My Senator and Me: A Dog's-Eye View of Washington, D.C.
- Front cover illustration
- Author: Ted Kennedy
- Illustrator: David Small
- Genre: Children's book
- Publisher: Scholastic Press
- Publication date: May 2006
- Publication place: United States
- Media type: Hardback, Paperback
- Pages: 56
- ISBN: 0-439-65077-1
- OCLC: 61859695
- Dewey Decimal: 328.73092/9 22
- LC Class: JK1025 .K46 2006

= My Senator and Me =

Book by Edward Kennedy

My Senator and Me: A Dog's-Eye View of Washington, D.C. is a 2006 children's book by Massachusetts Senator Ted Kennedy. It follows a Portuguese Water Dog named Splash as he tries to help his master, the senator, go about his daily life and pass an education bill. It also explains how a bill becomes a law, the roles of Congress and the Senate and other details of the U.S. system of government, plus biographies of Splash and Kennedy.
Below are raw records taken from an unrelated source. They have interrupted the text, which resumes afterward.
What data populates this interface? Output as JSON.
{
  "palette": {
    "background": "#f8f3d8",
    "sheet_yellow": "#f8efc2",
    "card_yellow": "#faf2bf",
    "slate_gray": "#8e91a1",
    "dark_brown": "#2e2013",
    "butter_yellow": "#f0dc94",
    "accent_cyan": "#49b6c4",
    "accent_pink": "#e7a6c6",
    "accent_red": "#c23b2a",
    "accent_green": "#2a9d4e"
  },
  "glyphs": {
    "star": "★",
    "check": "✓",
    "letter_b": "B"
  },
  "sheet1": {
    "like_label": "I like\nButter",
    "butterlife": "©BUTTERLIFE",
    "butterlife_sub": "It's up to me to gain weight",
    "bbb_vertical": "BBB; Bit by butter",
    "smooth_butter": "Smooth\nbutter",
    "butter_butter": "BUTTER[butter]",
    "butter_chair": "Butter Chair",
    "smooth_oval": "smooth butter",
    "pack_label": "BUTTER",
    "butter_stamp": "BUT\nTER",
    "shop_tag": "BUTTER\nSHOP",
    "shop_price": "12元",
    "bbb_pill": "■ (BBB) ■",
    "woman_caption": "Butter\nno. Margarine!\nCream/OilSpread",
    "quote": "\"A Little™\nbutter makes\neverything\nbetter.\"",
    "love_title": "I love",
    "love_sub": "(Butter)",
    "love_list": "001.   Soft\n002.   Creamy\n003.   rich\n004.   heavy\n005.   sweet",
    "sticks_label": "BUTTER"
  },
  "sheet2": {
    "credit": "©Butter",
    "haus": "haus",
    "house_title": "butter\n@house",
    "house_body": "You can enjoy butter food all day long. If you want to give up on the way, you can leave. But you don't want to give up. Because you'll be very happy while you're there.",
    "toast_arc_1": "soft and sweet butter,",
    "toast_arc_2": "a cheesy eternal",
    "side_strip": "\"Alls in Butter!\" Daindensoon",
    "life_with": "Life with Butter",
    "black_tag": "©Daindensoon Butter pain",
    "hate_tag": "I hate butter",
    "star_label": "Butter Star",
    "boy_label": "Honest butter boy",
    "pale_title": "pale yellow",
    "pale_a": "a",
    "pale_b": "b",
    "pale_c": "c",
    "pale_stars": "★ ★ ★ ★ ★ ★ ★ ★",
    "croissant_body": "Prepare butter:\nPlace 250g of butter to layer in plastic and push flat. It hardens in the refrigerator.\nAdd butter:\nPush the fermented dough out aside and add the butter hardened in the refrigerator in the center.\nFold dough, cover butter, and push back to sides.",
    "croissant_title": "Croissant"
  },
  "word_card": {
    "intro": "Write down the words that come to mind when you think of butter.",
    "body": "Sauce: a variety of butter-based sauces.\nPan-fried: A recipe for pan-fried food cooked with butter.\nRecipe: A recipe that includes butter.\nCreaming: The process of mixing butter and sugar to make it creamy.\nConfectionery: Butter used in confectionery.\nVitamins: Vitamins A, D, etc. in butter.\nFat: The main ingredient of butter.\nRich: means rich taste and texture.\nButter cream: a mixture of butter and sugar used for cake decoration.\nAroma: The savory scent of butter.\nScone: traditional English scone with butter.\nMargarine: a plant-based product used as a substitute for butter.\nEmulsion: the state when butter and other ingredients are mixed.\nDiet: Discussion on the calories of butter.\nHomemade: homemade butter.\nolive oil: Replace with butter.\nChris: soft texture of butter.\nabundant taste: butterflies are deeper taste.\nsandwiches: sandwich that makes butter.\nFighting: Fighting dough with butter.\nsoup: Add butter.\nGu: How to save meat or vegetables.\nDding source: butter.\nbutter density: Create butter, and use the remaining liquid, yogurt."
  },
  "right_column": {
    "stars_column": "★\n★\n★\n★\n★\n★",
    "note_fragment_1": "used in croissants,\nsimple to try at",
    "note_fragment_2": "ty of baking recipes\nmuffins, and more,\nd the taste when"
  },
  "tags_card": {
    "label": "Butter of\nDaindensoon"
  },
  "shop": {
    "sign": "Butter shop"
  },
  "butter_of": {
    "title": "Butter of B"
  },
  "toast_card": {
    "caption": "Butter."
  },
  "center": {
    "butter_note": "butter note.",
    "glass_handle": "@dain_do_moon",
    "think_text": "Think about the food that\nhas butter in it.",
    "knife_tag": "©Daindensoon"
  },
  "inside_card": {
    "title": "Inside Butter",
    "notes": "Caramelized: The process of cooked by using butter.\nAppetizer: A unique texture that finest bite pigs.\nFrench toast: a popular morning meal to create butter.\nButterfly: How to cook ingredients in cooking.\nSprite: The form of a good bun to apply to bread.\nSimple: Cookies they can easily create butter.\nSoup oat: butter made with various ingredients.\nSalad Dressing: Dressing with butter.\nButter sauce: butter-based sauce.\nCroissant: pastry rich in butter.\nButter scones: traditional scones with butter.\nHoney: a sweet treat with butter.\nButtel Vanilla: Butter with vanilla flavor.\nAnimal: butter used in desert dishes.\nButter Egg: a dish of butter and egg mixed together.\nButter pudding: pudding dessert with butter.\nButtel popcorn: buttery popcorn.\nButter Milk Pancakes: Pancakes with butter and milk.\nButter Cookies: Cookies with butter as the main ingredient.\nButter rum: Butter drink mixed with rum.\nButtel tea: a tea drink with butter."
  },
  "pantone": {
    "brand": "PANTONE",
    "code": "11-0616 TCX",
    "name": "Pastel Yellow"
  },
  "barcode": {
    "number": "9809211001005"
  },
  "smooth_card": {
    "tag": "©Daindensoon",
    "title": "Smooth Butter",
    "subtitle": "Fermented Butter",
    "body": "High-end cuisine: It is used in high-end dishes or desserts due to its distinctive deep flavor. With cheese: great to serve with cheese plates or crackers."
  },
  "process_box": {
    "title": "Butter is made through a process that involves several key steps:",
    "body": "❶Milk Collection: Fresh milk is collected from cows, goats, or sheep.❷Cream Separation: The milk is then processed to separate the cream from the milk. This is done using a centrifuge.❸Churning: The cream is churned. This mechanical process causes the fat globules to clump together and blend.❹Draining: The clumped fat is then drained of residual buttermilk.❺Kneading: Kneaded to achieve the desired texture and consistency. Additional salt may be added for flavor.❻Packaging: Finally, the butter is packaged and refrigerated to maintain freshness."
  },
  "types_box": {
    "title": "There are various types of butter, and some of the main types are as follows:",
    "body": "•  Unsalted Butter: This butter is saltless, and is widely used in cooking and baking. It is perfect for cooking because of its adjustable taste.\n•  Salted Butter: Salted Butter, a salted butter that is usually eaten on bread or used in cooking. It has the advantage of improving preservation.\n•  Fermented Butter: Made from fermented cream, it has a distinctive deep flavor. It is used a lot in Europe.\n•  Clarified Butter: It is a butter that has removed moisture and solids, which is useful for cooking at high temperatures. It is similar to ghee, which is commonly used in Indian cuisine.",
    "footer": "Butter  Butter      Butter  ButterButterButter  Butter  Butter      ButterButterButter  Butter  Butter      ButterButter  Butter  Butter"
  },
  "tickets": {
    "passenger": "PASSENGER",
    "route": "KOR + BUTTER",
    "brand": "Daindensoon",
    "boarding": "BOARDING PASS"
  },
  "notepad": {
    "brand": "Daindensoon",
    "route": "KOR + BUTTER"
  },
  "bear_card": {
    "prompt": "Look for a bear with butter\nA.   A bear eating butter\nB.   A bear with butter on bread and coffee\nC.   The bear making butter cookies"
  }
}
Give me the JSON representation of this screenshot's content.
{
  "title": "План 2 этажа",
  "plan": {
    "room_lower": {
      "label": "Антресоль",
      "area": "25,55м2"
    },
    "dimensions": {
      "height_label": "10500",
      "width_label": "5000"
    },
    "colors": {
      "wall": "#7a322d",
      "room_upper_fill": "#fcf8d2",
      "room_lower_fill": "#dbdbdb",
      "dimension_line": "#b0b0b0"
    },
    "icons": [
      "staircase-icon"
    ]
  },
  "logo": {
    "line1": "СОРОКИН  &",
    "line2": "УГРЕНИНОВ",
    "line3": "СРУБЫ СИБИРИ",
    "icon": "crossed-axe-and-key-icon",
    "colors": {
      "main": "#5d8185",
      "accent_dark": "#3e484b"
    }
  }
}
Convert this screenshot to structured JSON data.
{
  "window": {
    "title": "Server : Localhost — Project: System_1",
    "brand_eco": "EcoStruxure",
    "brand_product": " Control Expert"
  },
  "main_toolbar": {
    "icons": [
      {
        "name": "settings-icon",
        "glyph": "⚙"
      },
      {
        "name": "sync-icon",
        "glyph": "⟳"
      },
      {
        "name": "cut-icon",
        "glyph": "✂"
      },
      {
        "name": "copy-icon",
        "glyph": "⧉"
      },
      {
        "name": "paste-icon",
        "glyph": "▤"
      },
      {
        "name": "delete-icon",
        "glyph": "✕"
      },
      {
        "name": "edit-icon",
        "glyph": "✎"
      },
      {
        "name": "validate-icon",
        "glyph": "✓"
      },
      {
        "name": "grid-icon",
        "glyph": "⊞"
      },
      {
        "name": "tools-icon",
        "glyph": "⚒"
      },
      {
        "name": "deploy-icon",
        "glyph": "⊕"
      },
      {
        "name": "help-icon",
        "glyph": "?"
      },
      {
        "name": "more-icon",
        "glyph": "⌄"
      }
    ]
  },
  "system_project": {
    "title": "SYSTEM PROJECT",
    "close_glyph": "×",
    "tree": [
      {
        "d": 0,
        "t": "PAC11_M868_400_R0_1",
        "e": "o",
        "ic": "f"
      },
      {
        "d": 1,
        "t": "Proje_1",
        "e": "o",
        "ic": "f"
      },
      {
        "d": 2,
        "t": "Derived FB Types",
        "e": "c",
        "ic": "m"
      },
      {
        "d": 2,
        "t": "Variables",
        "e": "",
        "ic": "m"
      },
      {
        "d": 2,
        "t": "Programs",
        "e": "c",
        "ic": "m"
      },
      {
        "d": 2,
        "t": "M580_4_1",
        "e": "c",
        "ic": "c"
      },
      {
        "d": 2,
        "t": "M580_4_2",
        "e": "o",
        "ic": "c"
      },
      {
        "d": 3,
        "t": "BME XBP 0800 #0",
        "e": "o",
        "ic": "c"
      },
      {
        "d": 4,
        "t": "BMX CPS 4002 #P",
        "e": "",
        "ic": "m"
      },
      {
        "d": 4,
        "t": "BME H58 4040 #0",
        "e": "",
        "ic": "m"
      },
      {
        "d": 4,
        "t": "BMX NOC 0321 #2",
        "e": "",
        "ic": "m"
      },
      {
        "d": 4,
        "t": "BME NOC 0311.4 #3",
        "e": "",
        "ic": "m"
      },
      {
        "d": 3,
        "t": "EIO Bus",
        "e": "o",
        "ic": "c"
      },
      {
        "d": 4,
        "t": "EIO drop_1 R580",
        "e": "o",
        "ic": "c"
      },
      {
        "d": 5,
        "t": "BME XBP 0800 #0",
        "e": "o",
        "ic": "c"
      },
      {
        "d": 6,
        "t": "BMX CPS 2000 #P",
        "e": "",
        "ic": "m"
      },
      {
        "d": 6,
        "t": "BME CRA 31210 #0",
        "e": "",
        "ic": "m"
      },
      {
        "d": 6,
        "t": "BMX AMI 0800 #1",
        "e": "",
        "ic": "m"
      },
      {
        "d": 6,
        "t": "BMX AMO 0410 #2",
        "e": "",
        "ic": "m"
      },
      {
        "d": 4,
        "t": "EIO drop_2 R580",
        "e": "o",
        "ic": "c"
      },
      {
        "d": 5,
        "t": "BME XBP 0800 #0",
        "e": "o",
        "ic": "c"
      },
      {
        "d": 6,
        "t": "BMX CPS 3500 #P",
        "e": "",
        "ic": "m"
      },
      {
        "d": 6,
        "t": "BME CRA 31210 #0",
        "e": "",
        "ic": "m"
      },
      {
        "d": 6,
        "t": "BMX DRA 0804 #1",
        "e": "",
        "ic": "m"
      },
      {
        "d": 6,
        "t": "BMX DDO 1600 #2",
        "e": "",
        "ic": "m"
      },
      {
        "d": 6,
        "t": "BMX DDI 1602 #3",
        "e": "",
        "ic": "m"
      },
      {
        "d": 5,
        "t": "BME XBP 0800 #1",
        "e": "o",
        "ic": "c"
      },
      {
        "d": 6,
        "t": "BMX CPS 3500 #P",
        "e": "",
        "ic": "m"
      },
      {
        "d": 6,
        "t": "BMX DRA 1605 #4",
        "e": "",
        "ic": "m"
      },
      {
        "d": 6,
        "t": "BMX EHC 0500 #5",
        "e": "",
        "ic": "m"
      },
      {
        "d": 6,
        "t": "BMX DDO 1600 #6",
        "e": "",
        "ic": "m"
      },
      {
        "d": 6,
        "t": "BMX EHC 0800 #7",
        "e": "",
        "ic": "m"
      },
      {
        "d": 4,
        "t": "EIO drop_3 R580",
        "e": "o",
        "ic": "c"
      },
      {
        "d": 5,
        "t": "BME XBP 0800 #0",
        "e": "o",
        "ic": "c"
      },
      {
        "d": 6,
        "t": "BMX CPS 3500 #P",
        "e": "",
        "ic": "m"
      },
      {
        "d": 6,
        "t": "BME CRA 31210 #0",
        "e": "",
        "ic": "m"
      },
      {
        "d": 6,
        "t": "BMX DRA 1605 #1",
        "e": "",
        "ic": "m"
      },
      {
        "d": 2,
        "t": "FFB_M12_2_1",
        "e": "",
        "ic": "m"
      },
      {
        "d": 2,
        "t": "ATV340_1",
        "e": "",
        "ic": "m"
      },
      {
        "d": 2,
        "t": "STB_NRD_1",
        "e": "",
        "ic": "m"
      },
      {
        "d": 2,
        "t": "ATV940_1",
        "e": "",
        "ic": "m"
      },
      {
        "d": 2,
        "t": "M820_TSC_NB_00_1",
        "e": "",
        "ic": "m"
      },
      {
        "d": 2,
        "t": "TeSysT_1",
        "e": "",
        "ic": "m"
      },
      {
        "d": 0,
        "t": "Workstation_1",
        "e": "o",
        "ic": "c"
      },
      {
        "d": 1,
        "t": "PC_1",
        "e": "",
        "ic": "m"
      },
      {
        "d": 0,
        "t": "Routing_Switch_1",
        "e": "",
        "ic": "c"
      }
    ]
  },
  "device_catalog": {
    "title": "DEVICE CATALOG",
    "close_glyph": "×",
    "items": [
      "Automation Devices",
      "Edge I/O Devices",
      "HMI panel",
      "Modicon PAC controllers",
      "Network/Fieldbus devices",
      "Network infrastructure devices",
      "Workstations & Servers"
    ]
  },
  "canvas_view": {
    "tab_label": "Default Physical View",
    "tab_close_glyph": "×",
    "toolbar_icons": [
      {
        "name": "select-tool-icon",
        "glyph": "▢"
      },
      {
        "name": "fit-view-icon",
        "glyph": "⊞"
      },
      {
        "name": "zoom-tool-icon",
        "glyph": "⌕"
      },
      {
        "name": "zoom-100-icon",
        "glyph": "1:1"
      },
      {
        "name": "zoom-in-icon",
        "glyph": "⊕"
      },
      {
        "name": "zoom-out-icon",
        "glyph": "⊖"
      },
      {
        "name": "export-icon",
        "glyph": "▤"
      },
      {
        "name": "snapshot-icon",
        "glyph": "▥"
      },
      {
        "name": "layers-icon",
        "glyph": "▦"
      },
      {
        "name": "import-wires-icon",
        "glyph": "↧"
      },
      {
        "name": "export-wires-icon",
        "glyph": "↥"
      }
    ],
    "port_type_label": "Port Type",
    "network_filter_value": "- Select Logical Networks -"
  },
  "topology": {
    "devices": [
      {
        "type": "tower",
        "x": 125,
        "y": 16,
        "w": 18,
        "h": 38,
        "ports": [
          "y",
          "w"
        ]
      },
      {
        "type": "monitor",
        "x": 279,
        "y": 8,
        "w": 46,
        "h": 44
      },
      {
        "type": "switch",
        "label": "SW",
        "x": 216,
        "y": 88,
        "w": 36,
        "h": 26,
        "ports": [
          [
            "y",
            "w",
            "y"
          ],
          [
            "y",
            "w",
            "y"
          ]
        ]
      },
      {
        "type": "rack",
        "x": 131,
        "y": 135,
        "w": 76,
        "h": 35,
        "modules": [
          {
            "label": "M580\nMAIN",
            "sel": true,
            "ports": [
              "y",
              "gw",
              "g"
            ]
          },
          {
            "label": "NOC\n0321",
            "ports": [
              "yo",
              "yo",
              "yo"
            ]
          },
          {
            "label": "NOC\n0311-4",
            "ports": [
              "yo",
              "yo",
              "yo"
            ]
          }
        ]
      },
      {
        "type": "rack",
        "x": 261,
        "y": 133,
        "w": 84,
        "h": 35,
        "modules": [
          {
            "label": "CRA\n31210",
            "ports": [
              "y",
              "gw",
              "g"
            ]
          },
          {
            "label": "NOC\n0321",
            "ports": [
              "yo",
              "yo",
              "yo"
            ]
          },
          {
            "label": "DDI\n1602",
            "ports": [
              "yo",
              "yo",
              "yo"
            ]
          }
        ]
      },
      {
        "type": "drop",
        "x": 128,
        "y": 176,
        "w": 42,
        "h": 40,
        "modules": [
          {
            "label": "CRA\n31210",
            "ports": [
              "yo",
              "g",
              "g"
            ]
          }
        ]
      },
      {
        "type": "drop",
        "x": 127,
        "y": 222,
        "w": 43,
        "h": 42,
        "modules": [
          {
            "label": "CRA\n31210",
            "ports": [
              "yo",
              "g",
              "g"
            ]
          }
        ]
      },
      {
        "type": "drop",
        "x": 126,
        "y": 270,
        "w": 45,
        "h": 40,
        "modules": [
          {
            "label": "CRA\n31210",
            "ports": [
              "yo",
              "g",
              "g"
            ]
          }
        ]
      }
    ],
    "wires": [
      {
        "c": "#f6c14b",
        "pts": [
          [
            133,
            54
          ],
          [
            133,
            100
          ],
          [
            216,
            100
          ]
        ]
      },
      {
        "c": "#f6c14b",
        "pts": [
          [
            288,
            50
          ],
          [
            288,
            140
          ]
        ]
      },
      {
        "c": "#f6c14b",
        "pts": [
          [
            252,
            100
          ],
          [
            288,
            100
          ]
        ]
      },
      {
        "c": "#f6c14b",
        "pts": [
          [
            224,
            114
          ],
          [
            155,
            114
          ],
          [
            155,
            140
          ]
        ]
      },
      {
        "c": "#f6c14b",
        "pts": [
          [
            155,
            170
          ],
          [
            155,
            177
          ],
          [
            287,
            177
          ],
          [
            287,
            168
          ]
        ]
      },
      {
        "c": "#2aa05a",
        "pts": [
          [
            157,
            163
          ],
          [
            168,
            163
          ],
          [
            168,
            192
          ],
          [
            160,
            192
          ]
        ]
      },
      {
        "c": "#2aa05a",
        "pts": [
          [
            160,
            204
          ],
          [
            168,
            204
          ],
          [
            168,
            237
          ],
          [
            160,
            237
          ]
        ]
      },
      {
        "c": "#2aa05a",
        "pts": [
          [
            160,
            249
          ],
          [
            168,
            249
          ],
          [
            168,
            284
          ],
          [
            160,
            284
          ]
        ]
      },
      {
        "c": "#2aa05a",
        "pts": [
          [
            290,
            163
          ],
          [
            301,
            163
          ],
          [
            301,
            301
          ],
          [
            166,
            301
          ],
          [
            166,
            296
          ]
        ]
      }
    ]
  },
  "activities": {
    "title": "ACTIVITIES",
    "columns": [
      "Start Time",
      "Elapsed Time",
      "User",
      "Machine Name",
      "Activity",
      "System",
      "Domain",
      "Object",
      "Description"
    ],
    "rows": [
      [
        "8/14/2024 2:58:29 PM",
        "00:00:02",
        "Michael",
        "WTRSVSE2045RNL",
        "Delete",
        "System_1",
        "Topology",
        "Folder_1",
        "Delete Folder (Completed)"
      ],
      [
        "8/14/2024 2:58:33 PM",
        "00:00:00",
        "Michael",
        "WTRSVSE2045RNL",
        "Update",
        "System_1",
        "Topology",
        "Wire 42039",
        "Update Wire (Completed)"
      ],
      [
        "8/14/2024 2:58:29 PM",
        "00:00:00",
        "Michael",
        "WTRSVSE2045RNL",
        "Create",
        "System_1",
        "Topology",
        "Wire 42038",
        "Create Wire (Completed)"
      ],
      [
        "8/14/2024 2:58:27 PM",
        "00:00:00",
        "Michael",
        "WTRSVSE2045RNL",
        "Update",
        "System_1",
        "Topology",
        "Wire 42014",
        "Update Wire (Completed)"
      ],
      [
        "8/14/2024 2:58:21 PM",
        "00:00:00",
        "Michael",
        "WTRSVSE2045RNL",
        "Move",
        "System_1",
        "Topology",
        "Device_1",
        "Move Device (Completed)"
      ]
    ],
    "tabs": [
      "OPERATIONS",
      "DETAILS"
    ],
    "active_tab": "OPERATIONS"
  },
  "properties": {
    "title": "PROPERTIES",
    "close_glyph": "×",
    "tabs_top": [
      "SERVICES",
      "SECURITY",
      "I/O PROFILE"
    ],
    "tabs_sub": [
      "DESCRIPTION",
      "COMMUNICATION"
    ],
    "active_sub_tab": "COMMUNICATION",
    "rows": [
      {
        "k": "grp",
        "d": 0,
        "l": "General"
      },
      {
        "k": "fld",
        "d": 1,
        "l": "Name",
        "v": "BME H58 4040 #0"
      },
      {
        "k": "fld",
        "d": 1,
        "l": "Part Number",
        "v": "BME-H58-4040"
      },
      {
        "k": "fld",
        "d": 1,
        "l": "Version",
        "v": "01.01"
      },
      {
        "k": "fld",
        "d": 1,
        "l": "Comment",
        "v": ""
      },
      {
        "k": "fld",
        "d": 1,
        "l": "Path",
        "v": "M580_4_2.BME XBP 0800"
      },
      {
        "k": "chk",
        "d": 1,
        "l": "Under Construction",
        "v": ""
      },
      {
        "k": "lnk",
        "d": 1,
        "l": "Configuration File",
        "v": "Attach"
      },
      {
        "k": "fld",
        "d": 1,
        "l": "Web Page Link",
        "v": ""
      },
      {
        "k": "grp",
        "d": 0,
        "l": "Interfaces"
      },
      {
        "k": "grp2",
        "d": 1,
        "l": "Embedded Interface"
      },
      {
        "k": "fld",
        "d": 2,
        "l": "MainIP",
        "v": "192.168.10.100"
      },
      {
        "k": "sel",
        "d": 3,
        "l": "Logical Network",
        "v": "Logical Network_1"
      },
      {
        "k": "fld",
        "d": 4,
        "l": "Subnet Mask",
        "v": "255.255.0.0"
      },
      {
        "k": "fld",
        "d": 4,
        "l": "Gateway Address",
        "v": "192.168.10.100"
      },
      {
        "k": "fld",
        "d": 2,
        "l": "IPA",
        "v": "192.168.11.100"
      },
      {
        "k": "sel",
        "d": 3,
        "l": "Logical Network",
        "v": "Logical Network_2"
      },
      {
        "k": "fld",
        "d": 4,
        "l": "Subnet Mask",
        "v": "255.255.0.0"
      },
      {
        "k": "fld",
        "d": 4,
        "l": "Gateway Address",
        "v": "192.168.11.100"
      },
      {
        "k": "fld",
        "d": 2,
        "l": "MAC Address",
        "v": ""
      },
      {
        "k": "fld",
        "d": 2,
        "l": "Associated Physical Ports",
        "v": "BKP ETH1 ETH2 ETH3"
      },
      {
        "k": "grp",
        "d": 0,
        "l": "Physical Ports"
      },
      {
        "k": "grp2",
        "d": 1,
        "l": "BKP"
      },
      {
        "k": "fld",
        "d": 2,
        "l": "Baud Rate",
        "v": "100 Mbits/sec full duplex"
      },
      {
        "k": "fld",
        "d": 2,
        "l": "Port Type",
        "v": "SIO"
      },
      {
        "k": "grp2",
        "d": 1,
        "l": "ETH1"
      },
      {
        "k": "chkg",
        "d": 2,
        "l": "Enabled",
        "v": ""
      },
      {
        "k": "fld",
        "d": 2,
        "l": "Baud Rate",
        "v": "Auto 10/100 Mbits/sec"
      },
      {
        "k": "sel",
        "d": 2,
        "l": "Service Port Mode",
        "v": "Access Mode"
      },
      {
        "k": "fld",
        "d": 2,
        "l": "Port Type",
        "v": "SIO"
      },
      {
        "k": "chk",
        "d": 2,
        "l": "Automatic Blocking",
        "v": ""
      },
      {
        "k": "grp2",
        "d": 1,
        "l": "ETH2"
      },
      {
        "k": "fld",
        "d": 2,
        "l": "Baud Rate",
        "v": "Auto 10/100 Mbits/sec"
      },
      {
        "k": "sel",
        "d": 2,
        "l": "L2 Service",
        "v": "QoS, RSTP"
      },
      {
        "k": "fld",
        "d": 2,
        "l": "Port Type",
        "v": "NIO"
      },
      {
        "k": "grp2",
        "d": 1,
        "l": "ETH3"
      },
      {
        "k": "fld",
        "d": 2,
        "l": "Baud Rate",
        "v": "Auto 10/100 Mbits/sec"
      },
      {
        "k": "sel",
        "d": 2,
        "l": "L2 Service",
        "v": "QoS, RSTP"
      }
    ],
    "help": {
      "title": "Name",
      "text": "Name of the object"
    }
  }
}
In real life, Splash is the name of Kennedy's dog, and the senator is really Kennedy himself. The money earned from the book will be donated to charities, including Read Boston, an organization that supports literacy in Boston public schools. In 2007, the book was made into an animated film directed by Gary McGivney, narrated by David DeVries with additional voices by Ted Kennedy, and produced by Weston Woods.